Fr. Simone, who was pastor over at St. Peter’s in Huber Heights for years before he resigned back in April, is currently the subject of a diocesan forensic audit, an investigation by Huber Heights’ police department, a news story on Channel 7 last night at 6:15, and a Sunday front page story in the Dayton Daily News.
The “good” news is that it’s not anything sexual.
The bad news is that a fair amount of parish money is missing, and nobody seems to know where it went.
This is what I know from my own knowledge and from the news reports:
St. Peter over in Huber Heights is a prosperous, active, busy parish. They have something like 20 or 30 different activities going on, and a grade school, and a whole bunch of religious education for all ages, and helping centers for families, and…. They get vocations. They also have a pretty healthy set of contributions and building projects, and have been trying to pay off the church mortgage while the archdiocese is doing its matching funds deal.
Somebody made a complaint to the archdiocese about missing funds, which set off the first investigation.
Fr. Simone is an old guy who tools around in his powered wheelchair. A lot of the day to day running of the parish is apparently done by the associate priests (who are fairly traditional) and the parish council. But the associate priests are also running around dealing with the other churches that are clustered with St. Peter’s.

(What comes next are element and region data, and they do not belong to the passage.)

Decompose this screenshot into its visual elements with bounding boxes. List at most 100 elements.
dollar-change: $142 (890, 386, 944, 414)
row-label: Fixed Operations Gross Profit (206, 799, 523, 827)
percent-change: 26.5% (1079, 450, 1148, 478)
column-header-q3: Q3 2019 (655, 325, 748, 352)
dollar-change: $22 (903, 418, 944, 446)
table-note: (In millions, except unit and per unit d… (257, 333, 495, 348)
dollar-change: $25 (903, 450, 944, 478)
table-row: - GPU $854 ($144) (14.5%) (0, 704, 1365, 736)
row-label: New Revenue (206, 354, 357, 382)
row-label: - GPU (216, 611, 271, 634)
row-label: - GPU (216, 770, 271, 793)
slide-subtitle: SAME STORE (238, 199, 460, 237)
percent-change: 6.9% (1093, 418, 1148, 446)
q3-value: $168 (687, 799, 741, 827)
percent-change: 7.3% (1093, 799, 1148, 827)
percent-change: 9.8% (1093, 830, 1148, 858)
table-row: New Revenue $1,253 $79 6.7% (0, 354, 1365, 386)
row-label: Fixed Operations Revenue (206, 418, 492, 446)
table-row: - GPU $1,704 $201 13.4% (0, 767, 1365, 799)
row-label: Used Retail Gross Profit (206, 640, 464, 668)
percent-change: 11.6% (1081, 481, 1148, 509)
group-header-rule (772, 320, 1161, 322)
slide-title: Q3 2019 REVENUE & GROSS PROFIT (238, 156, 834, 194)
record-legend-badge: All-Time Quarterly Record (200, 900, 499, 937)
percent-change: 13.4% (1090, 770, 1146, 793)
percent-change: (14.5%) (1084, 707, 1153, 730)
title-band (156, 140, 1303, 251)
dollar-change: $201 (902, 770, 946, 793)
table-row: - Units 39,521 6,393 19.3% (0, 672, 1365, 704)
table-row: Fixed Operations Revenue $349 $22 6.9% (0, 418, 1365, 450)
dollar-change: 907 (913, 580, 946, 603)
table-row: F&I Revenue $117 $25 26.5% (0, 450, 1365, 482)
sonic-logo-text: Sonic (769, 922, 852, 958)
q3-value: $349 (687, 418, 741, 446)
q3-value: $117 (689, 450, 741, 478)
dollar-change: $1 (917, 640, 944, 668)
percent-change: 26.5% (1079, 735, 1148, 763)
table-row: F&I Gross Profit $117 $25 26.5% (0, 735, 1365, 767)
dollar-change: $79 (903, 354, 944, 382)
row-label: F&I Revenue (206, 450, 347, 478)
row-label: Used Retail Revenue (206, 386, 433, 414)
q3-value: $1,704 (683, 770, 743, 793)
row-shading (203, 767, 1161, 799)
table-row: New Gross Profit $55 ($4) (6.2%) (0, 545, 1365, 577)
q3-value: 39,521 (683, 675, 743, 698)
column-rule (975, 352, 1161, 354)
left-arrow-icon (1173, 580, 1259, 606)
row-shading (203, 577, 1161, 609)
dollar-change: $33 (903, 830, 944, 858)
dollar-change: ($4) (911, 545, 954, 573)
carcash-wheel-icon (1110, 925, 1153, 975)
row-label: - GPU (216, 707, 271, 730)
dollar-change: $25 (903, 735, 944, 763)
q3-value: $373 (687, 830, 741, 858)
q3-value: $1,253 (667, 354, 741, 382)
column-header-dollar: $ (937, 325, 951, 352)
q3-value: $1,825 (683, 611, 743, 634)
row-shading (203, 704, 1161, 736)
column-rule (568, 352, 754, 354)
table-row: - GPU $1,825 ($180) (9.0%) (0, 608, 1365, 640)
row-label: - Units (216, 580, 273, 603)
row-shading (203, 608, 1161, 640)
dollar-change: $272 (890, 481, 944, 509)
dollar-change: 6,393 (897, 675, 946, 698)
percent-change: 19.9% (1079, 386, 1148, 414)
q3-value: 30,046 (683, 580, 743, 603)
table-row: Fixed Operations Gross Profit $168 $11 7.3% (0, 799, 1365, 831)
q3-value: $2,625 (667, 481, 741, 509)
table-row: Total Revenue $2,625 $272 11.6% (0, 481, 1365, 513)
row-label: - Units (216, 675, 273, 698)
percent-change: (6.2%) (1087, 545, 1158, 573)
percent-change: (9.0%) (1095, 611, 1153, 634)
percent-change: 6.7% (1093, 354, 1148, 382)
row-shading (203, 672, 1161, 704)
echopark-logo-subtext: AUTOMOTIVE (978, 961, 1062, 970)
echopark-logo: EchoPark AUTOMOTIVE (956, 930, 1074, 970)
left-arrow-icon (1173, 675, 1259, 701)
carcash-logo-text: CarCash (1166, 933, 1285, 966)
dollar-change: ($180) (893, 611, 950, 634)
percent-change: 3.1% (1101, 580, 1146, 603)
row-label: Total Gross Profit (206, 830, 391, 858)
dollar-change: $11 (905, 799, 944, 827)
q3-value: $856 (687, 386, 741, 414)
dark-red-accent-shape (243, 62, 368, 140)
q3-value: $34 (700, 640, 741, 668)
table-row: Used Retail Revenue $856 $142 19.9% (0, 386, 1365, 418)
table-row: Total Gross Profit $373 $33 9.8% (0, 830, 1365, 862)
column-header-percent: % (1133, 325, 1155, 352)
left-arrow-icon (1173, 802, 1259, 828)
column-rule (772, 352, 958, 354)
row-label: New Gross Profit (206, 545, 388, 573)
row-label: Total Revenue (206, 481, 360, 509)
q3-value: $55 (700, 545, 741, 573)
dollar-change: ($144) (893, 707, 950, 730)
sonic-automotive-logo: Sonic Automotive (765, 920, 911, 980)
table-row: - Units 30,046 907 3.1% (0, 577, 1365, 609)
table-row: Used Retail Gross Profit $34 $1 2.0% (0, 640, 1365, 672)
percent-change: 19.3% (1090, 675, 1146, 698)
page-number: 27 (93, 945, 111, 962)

Fr. Simone apparently owns, or is part owner, of a realty company that owns several apartment complexes and duplexes in the Troy and Huber Heights areas. He seems to have been a silent owner, since the tenants didn’t know their landlord was a priest. Whoever is supposed to be doing maintenance on these properties isn’t getting it done, according to numerous city citations to mow the grass.
Beyond that, I guess we’ll find out more on Sunday. (And I apologize for totally missing the original reports in February and March, including the one in the Catholic Telegraph.)
This could obviously be a totally innocent situation, since (as Margery Allingham noted) there are some people in the Church who tend to give away money to those who need it, and forget to do the paperwork. On the other hand, it could be something very bad. Either way, the parishioners and priests of St. Peter’s need our prayers.